Recovery services are provided by a range of NHS and Third sector commissioned services, the three prisons we are working with also invite Lived Experiences Recovery organisations to partner with them and embed Lived Experience into their Recovery Agenda.

All of our partner prisons work with the Anonymous fellowships (AA, NA, CA), the local Recovery Communities and a variety of partner organisations. We are proud to have strong partnerships with HMP Edinburgh, HMP Glenochil and HMP Perth, where there is a recognition that our Recovery Coaching Qualification brings a unique benefit to the residents and forms an integral part of the establishments Recovery Agenda.

Not only that, but our qualification gives a broad foundation for residents to become Peer Mentors and Recovery Coaches themselves, increasing recovery capacity and getting the recovery message out across the prison.
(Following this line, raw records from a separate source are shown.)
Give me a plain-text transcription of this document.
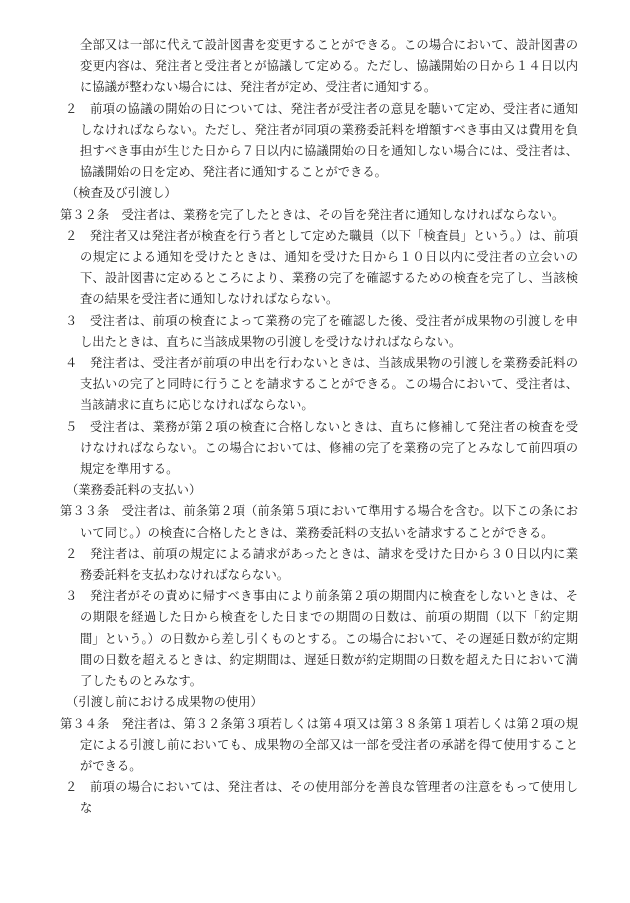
全部又は一部に代えて設計図書を変更することができる。この場合において、設計図書の変更内容は、発注者と受注者とが協議して定める。ただし、協議開始の日から１４日以内に協議が整わない場合には、発注者が定め、受注者に通知する。

２　前項の協議の開始の日については、発注者が受注者の意見を聴いて定め、受注者に通知しなければならない。ただし、発注者が同項の業務委託料を増額すべき事由又は費用を負担すべき事由が生じた日から７日以内に協議開始の日を通知しない場合には、受注者は、協議開始の日を定め、発注者に通知することができる。

（検査及び引渡し）

第３２条　受注者は、業務を完了したときは、その旨を発注者に通知しなければならない。

２　発注者又は発注者が検査を行う者として定めた職員（以下「検査員」という。）は、前項の規定による通知を受けたときは、通知を受けた日から１０日以内に受注者の立会いの下、設計図書に定めるところにより、業務の完了を確認するための検査を完了し、当該検査の結果を受注者に通知しなければならない。

３　受注者は、前項の検査によって業務の完了を確認した後、受注者が成果物の引渡しを申し出たときは、直ちに当該成果物の引渡しを受けなければならない。

４　発注者は、受注者が前項の申出を行わないときは、当該成果物の引渡しを業務委託料の支払いの完了と同時に行うことを請求することができる。この場合において、受注者は、当該請求に直ちに応じなければならない。

５　受注者は、業務が第２項の検査に合格しないときは、直ちに修補して発注者の検査を受けなければならない。この場合においては、修補の完了を業務の完了とみなして前四項の規定を準用する。

（業務委託料の支払い）

第３３条　受注者は、前条第２項（前条第５項において準用する場合を含む。以下この条において同じ。）の検査に合格したときは、業務委託料の支払いを請求することができる。

２　発注者は、前項の規定による請求があったときは、請求を受けた日から３０日以内に業務委託料を支払わなければならない。

３　発注者がその責めに帰すべき事由により前条第２項の期間内に検査をしないときは、その期限を経過した日から検査をした日までの期間の日数は、前項の期間（以下「約定期間」という。）の日数から差し引くものとする。この場合において、その遅延日数が約定期間の日数を超えるときは、約定期間は、遅延日数が約定期間の日数を超えた日において満了したものとみなす。

（引渡し前における成果物の使用）

第３４条　発注者は、第３２条第３項若しくは第４項又は第３８条第１項若しくは第２項の規定による引渡し前においても、成果物の全部又は一部を受注者の承諾を得て使用することができる。

２　前項の場合においては、発注者は、その使用部分を善良な管理者の注意をもって使用しな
A recovery coach is a non-clinical person who helps remove personal and environmental obstacles from the recovery community and serves as a personal guide and mentor in the management of personal and family recovery. Recovery Coaches provide strength-based support with substance dependent clients or clients who are in recovery from substances, co-dependency, or other addictive behaviours. They also work well with clients who are actively struggling with addiction as well as clients who are currently in a recovery program or out of a Recovery Program and want to simply discover who they are and who want to move from “Recovery to Discovery”.

Recovery coaches take a “hands on” approach and get involved with the client to help find ways to stop addiction (abstinence) or reduce harm (Harm Reduction) associated with addictive behaviours. Recovery coaches help find resources for Harm Reduction, detox, treatment, family support, education, local or online support groups, help a client create a change as well as assist the client in coming up with a “Life Plan” to recover on their own through Life Coaching.
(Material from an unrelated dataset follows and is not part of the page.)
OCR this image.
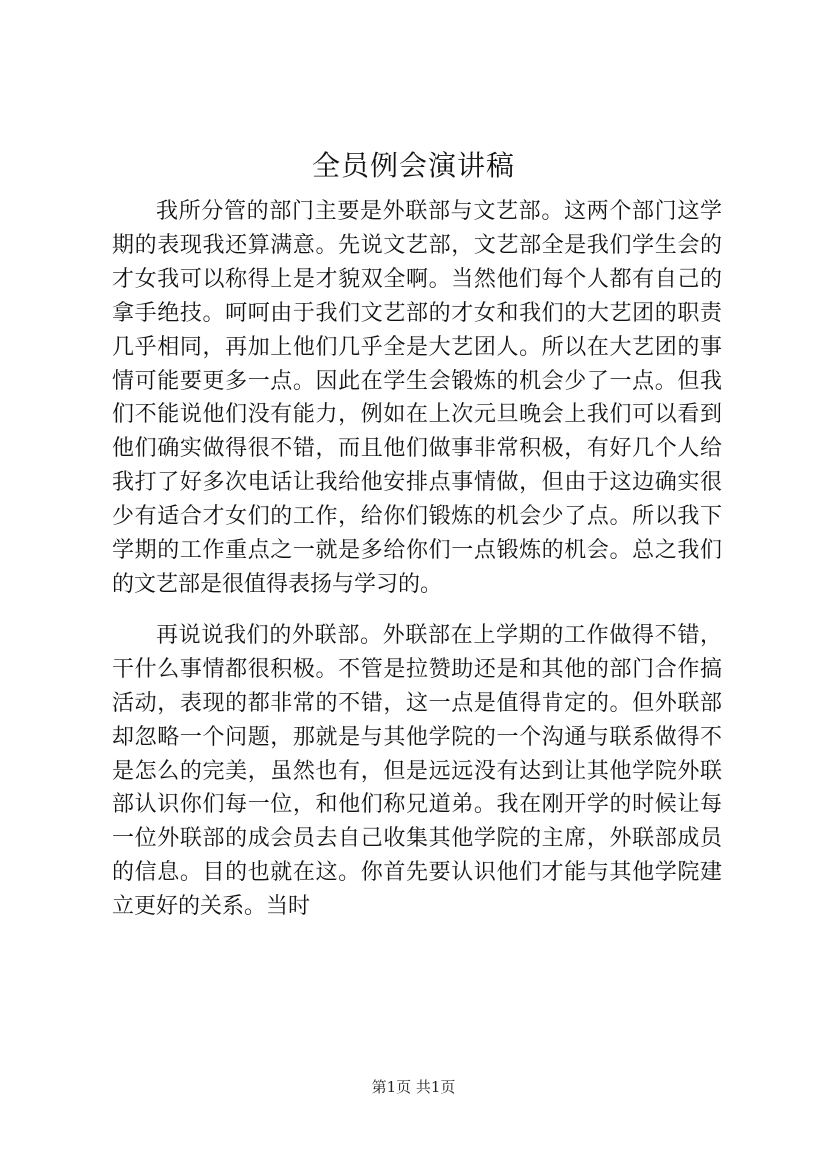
全员例会演讲稿

我所分管的部门主要是外联部与文艺部。这两个部门这学期的表现我还算满意。先说文艺部，文艺部全是我们学生会的才女我可以称得上是才貌双全啊。当然他们每个人都有自己的拿手绝技。呵呵由于我们文艺部的才女和我们的大艺团的职责几乎相同，再加上他们几乎全是大艺团人。所以在大艺团的事情可能要更多一点。因此在学生会锻炼的机会少了一点。但我们不能说他们没有能力，例如在上次元旦晚会上我们可以看到他们确实做得很不错，而且他们做事非常积极，有好几个人给我打了好多次电话让我给他安排点事情做，但由于这边确实很少有适合才女们的工作，给你们锻炼的机会少了点。所以我下学期的工作重点之一就是多给你们一点锻炼的机会。总之我们的文艺部是很值得表扬与学习的。

再说说我们的外联部。外联部在上学期的工作做得不错，干什么事情都很积极。不管是拉赞助还是和其他的部门合作搞活动，表现的都非常的不错，这一点是值得肯定的。但外联部却忽略一个问题，那就是与其他学院的一个沟通与联系做得不是怎么的完美，虽然也有，但是远远没有达到让其他学院外联部认识你们每一位，和他们称兄道弟。我在刚开学的时候让每一位外联部的成会员去自己收集其他学院的主席，外联部成员的信息。目的也就在这。你首先要认识他们才能与其他学院建立更好的关系。当时

第1页 共1页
A Recovery coach can work with a client in a traditional 12 step program like AA or in a non 12 step mutual aid program like SMART Recovery. It is important for the Recovery Coach to be prepared to use whatever method of recovery the client sees useful. Many clients who are going through recovery, or have gone through recovery, reported that Recovery Coaches have been extremely useful to move them Beyond Recovery so that they can move forward and have useful, productive, and purposeful lives, which is something that they do not seem to get from a therapist, counsellor, sponsor, or health care provider. Recovery Coaches go above and beyond every step of the way through the recovery process with their clients.

RCS deliver our 10 session self-coaching course across four prisons in Scotland, this is delivered by our staff team and volunteers across the prisons and Borders Recovery Community.